While compiling a sterling academic, social, and athletic record MacLeish still worried over how to balance his competing interests. At Yale, he found it hard to sustain the optimism contained in his earlier Milton essay. He felt it to be an inopportune place to write poetry. His athletic achievements were celebrated, his classroom success venerated, but his poetry (or maybe it was his odd combination of poet/athlete) fell somehow outside the narrowly prescribed bounds of Yale identity. (page 32)

Here he gave full voice to his determination to live for art and art alone. As he wrote in the famous last lines of "Ars poetica," "A poem should not mean, but be." Forsaking the example of Milton, MacLeish had joined Mason and the idealists. (page 34-35)

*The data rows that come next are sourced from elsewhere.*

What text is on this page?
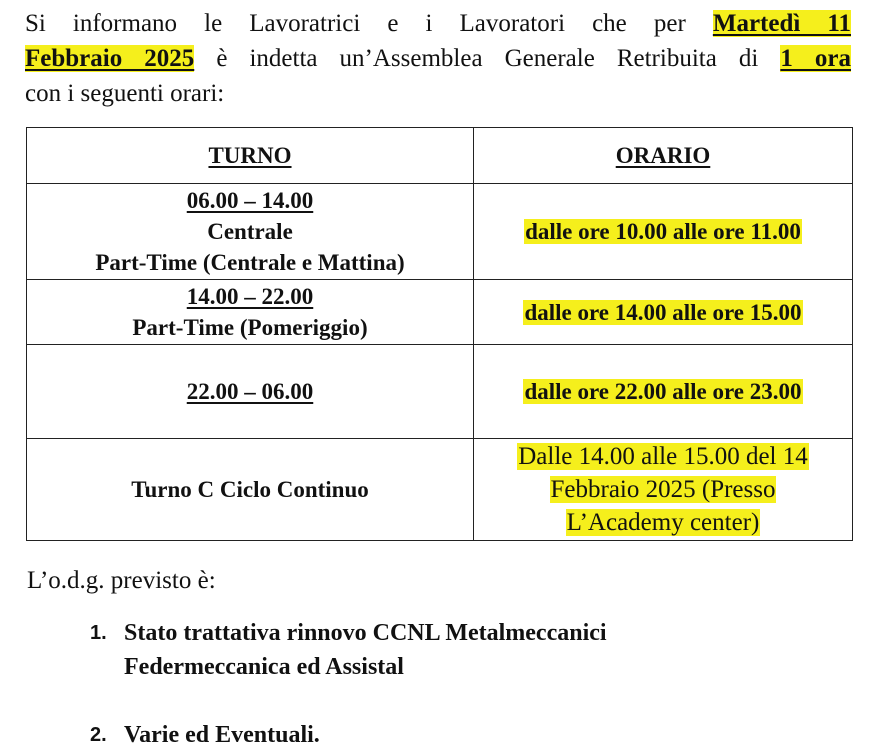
Si informano le Lavoratrici e i Lavoratori che per Martedì 11
Febbraio 2025 è indetta un’Assemblea Generale Retribuita di 1 ora
con i seguenti orari:
TURNO	ORARIO

06.00 – 14.00
Centrale
Part-Time (Centrale e Mattina)	dalle ore 10.00 alle ore 11.00

14.00 – 22.00
Part-Time (Pomeriggio)	dalle ore 14.00 alle ore 15.00

22.00 – 06.00	dalle ore 22.00 alle ore 23.00

Turno C Ciclo Continuo	Dalle 14.00 alle 15.00 del 14
Febbraio 2025 (Presso
L’Academy center)
L’o.d.g. previsto è:
1. Stato trattativa rinnovo CCNL Metalmeccanici
Federmeccanica ed Assistal
2. Varie ed Eventuali.
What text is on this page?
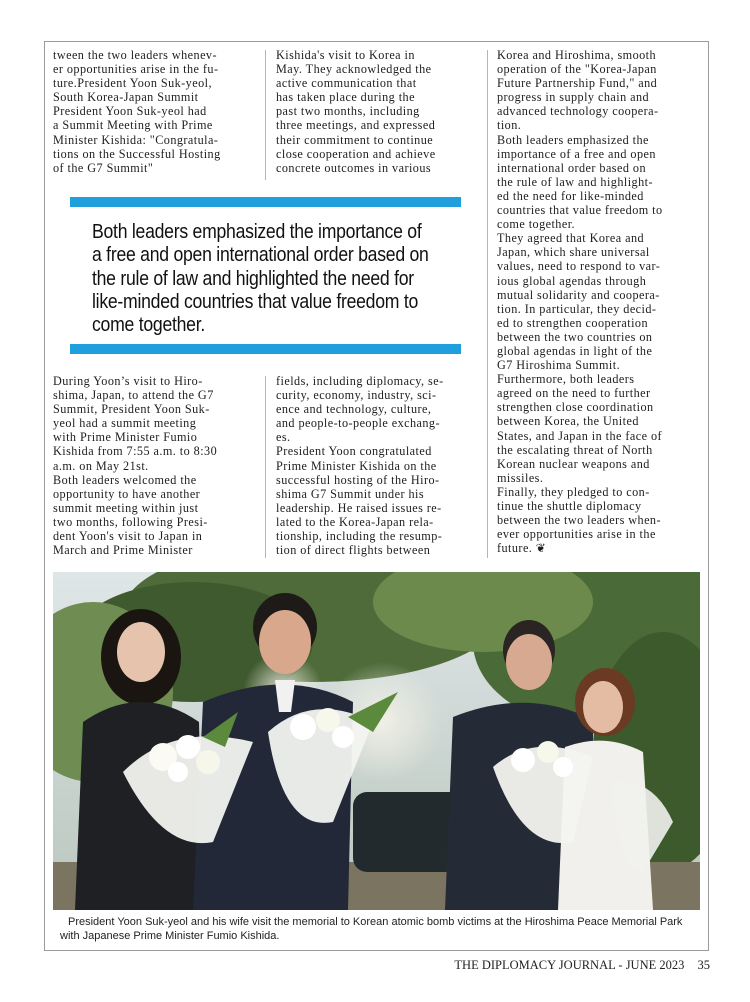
tween the two leaders whenev-
er opportunities arise in the fu-
ture.President Yoon Suk-yeol,
South Korea-Japan Summit
President Yoon Suk-yeol had
a Summit Meeting with Prime
Minister Kishida: "Congratula-
tions on the Successful Hosting
of the G7 Summit"
Kishida's visit to Korea in
May. They acknowledged the
active communication that
has taken place during the
past two months, including
three meetings, and expressed
their commitment to continue
close cooperation and achieve
concrete outcomes in various
Korea and Hiroshima, smooth
operation of the "Korea-Japan
Future Partnership Fund," and
progress in supply chain and
advanced technology coopera-
tion.
Both leaders emphasized the
importance of a free and open
international order based on
the rule of law and highlight-
ed the need for like-minded
countries that value freedom to
come together.
They agreed that Korea and
Japan, which share universal
values, need to respond to var-
ious global agendas through
mutual solidarity and coopera-
tion. In particular, they decid-
ed to strengthen cooperation
between the two countries on
global agendas in light of the
G7 Hiroshima Summit.
Furthermore, both leaders
agreed on the need to further
strengthen close coordination
between Korea, the United
States, and Japan in the face of
the escalating threat of North
Korean nuclear weapons and
missiles.
Finally, they pledged to con-
tinue the shuttle diplomacy
between the two leaders when-
ever opportunities arise in the
future. ❦
Both leaders emphasized the importance of
a free and open international order based on
the rule of law and highlighted the need for
like-minded countries that value freedom to
come together.
During Yoon’s visit to Hiro-
shima, Japan, to attend the G7
Summit, President Yoon Suk-
yeol had a summit meeting
with Prime Minister Fumio
Kishida from 7:55 a.m. to 8:30
a.m. on May 21st.
Both leaders welcomed the
opportunity to have another
summit meeting within just
two months, following Presi-
dent Yoon's visit to Japan in
March and Prime Minister
fields, including diplomacy, se-
curity, economy, industry, sci-
ence and technology, culture,
and people-to-people exchang-
es.
President Yoon congratulated
Prime Minister Kishida on the
successful hosting of the Hiro-
shima G7 Summit under his
leadership. He raised issues re-
lated to the Korea-Japan rela-
tionship, including the resump-
tion of direct flights between
President Yoon Suk-yeol and his wife visit the memorial to Korean atomic bomb victims at the Hiroshima Peace Memorial Park with Japanese Prime Minister Fumio Kishida.
THE DIPLOMACY JOURNAL - JUNE 2023 35
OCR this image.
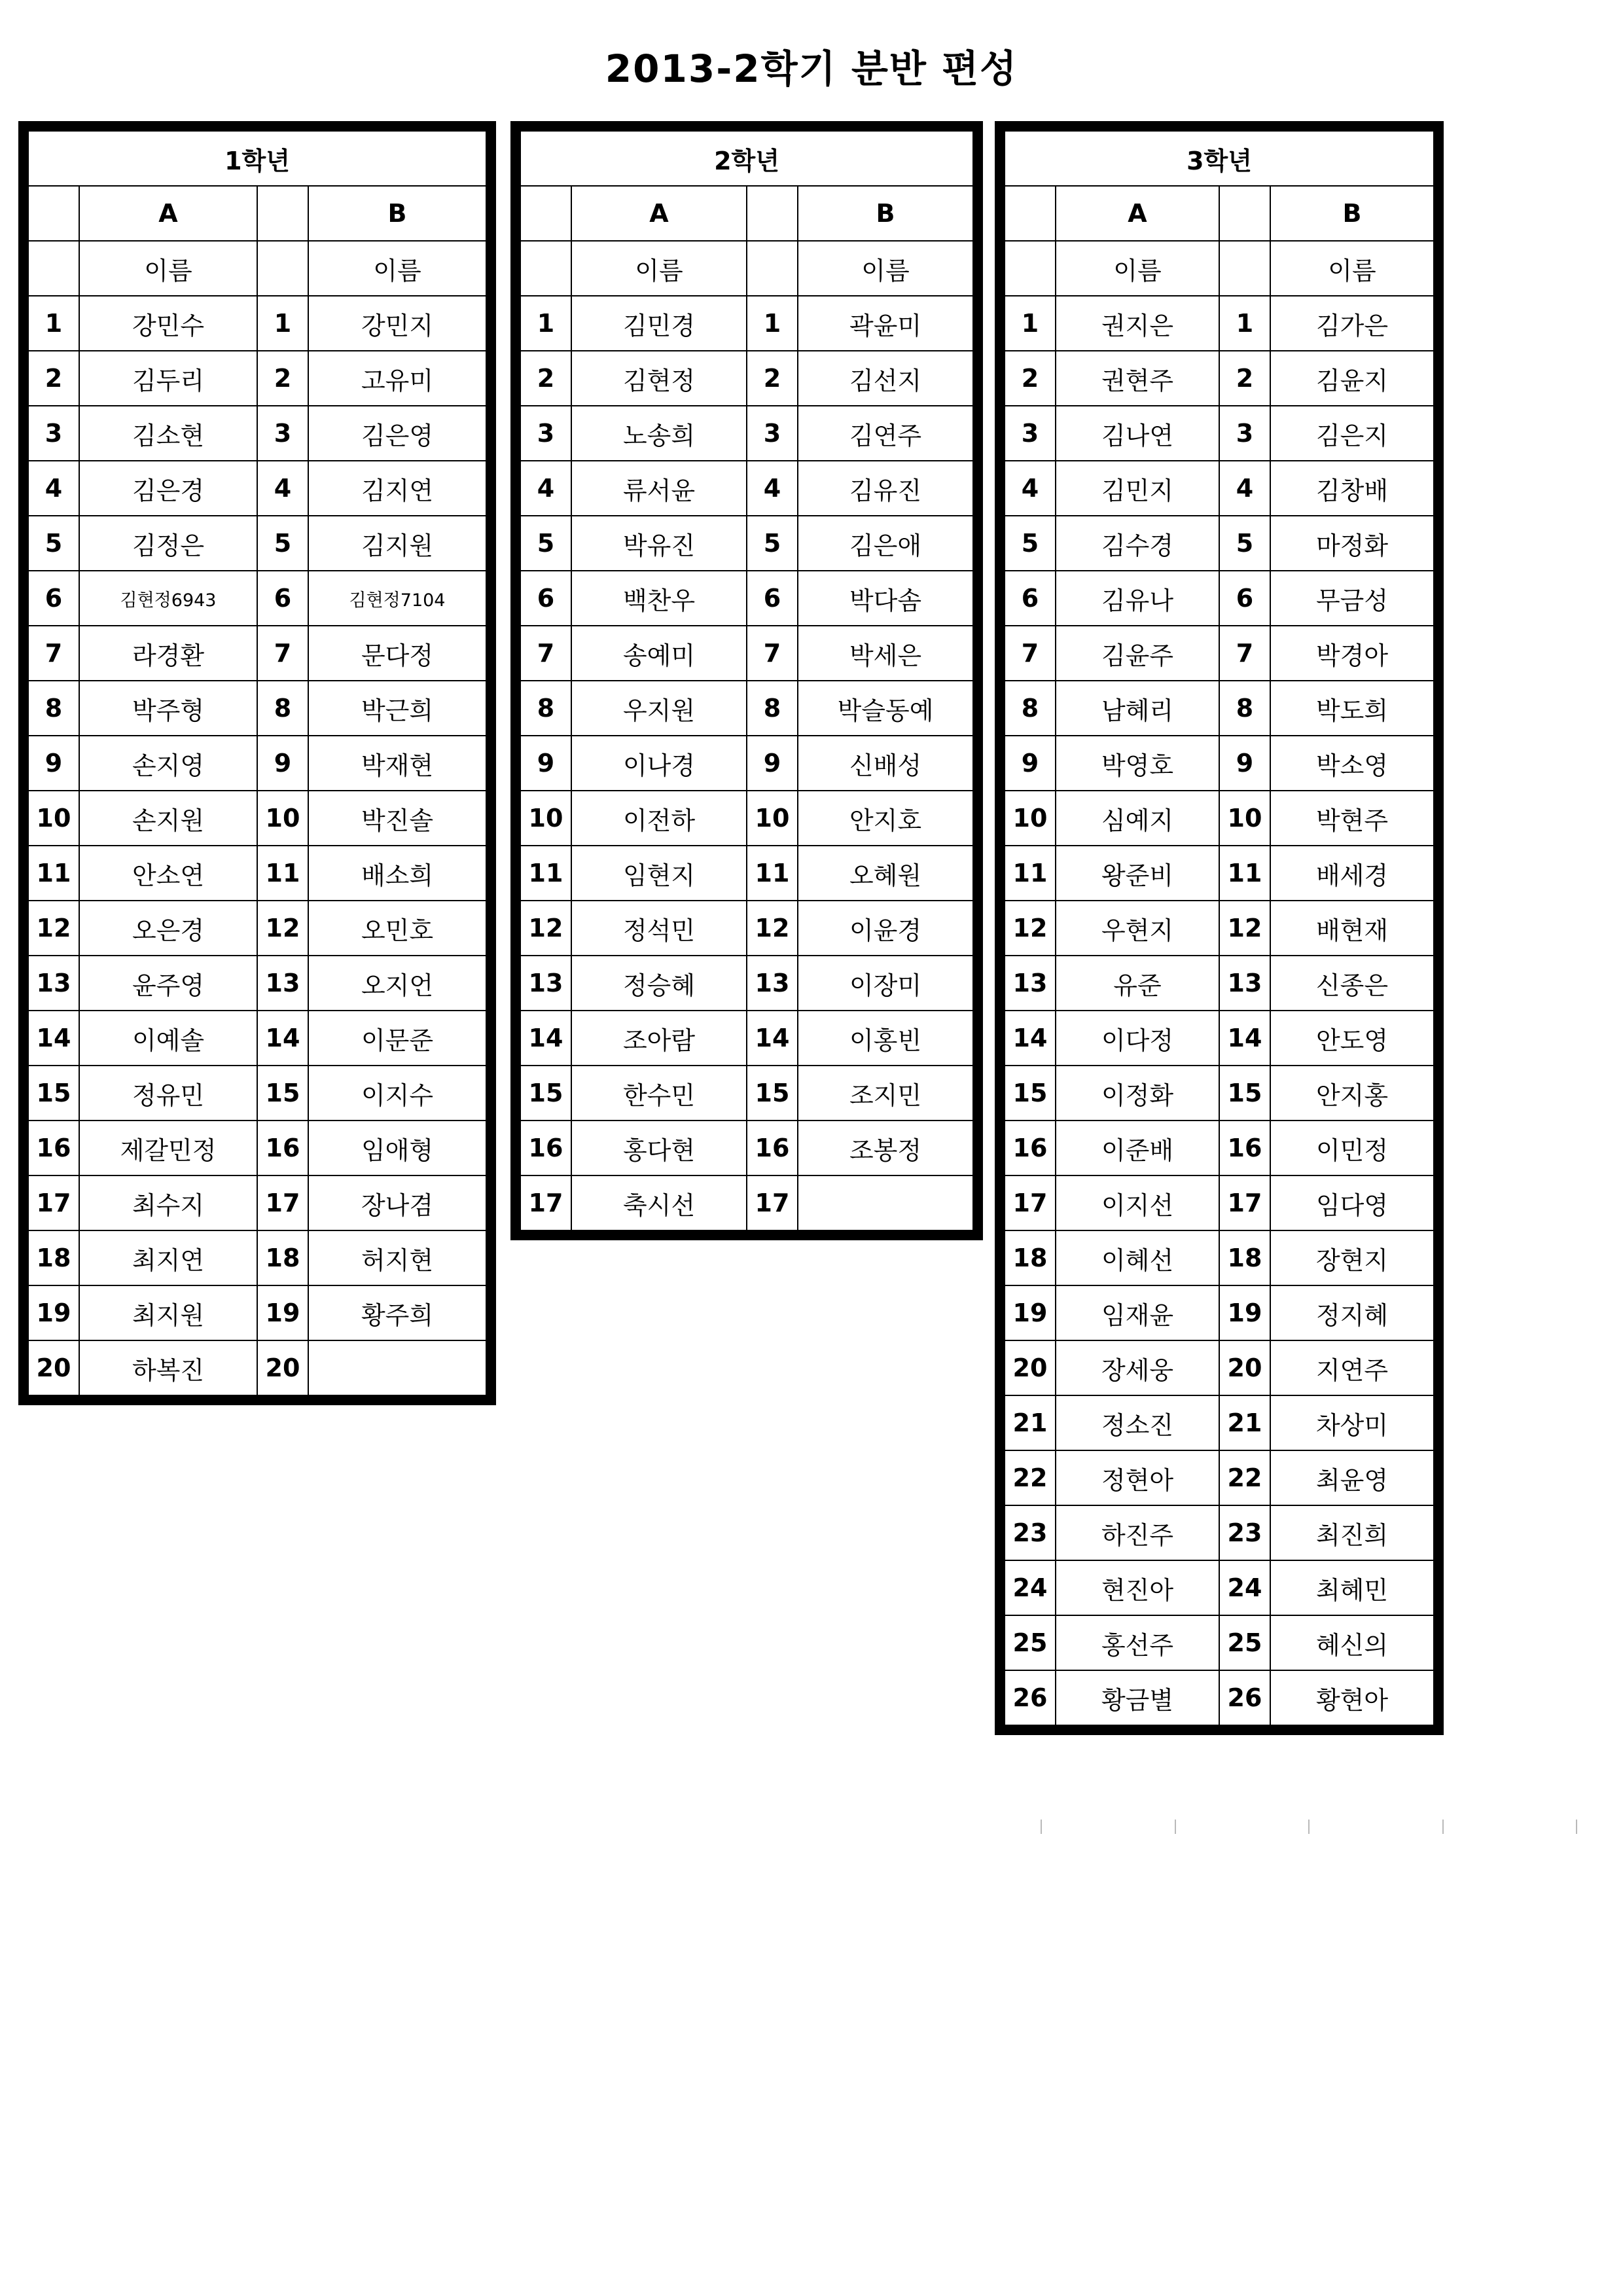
2013-2학기 분반 편성
1학년			
	A		B
	이름		이름
1	강민수	1	강민지
2	김두리	2	고유미
3	김소현	3	김은영
4	김은경	4	김지연
5	김정은	5	김지원
6	김현정6943	6	김현정7104
7	라경환	7	문다정
8	박주형	8	박근희
9	손지영	9	박재현
10	손지원	10	박진솔
11	안소연	11	배소희
12	오은경	12	오민호
13	윤주영	13	오지언
14	이예솔	14	이문준
15	정유민	15	이지수
16	제갈민정	16	임애형
17	최수지	17	장나겸
18	최지연	18	허지현
19	최지원	19	황주희
20	하복진	20	
2학년			
	A		B
	이름		이름
1	김민경	1	곽윤미
2	김현정	2	김선지
3	노송희	3	김연주
4	류서윤	4	김유진
5	박유진	5	김은애
6	백찬우	6	박다솜
7	송예미	7	박세은
8	우지원	8	박슬동예
9	이나경	9	신배성
10	이전하	10	안지호
11	임현지	11	오혜원
12	정석민	12	이윤경
13	정승혜	13	이장미
14	조아람	14	이홍빈
15	한수민	15	조지민
16	홍다현	16	조봉정
17	축시선	17	
3학년			
	A		B
	이름		이름
1	권지은	1	김가은
2	권현주	2	김윤지
3	김나연	3	김은지
4	김민지	4	김창배
5	김수경	5	마정화
6	김유나	6	무금성
7	김윤주	7	박경아
8	남혜리	8	박도희
9	박영호	9	박소영
10	심예지	10	박현주
11	왕준비	11	배세경
12	우현지	12	배현재
13	유준	13	신종은
14	이다정	14	안도영
15	이정화	15	안지홍
16	이준배	16	이민정
17	이지선	17	임다영
18	이혜선	18	장현지
19	임재윤	19	정지혜
20	장세웅	20	지연주
21	정소진	21	차상미
22	정현아	22	최윤영
23	하진주	23	최진희
24	현진아	24	최혜민
25	홍선주	25	혜신의
26	황금별	26	황현아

As school friend Culbreth Sudler remembered, Luce’s favorite poet was Milton, probably for the same reasons he appealed to the young Archibald MacLeish. Luce "said he wanted to be a poet," Sudler recalled, "He would have liked to be as good as Milton." His pursuit of poetry seems to have subsided only after he took Henry Seidel Canby's advanced writing course. The class included Stephen Vincent Benét and Thornton Wilder and was often visited by recent alumni, among them MacLeish, John Farrar, and Philip Barry. (page 68)

In "Public Speech and Private Speech in Poetry" MacLeish had invoked a poetic tradition running back to Milton and Dante. It was time to revive that tradition, he argued, "to regain that conception of poetry in which a poem, like a war or an edict, is an action on this earth." (page 133)
We now see that MacLeish returned again and again to Milton, comparing and contrasting Milton and himself, at times, siding with Milton, at other times, not siding with Milton.